Heat dispersion in electronic and mechanical systems is a key factor in the thermal planning of the system. Heat sources within a system can be varied and different, requiring creative solutions for dispersing the heat. An important and irreplaceable tool in this regard is thermal analysis, in which heat sources and their influence on their surroundings are examined. There are many variances of heat source and each one requires a different mechanism of transfer: conduction, convection and radiation.
Transmission of heat through conduction occurs in an object with no moving parts. However, the heat potential moves through the entire object. For example, a metal heat with one hot edge, and one cold. If the sheet is left, with no external influence, the heat will move to the cold edge until the temperature is the same over the entire plate. This “movement” is the potential heat of the sheet over its entirety.
Heat transfer by convection, consists of heat transfers between solid and liquid through the boundary layers adjacent to the solid as well as heat transfer in the flow itself (diffusion).
There are two types of convection: forced convection and natural convection. Forced convection occurs under an initiated flow such as a pump or blower. Natural convection occurs through natural flow without any external constraint.

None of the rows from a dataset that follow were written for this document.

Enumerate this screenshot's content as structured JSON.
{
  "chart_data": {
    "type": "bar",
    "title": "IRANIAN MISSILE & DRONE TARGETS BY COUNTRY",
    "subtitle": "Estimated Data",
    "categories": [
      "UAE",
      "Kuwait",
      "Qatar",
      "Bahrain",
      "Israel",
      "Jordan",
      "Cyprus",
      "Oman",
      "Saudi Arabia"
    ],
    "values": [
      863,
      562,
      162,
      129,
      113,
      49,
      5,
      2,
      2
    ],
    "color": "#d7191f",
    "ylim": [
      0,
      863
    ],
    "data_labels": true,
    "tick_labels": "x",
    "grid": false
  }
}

Heat transfer by radiation is essentially electromagnetic radiation emitted from objects. Electromagnetic radiation results from charges moving in space, and thus every object emits such radiation. Examples of electromagnetic radiation include sunlight, ultraviolet light, and infrared light. Electromagnetic radiation has unique properties in that surface properties affect the radiation properties, where a key determinant of the radiation is density. Radiation (including solar) can be concentrated in a very limited area for example by mirrors as opposed to convection or conduction.
A thermal system combines all three heat transfer mechanisms: conduction, transport and radiation, between different materials with various sizes and properties. For example: a chip with a heat sink - in this system there is transmission throughout the system, a chip glue and a heat sink. Between the system and the environment there is convection and radiation.
Examining heat transfer in a given system requires defining all the relationships of the components between themselves and between the environment to accurately describe the problem numerically.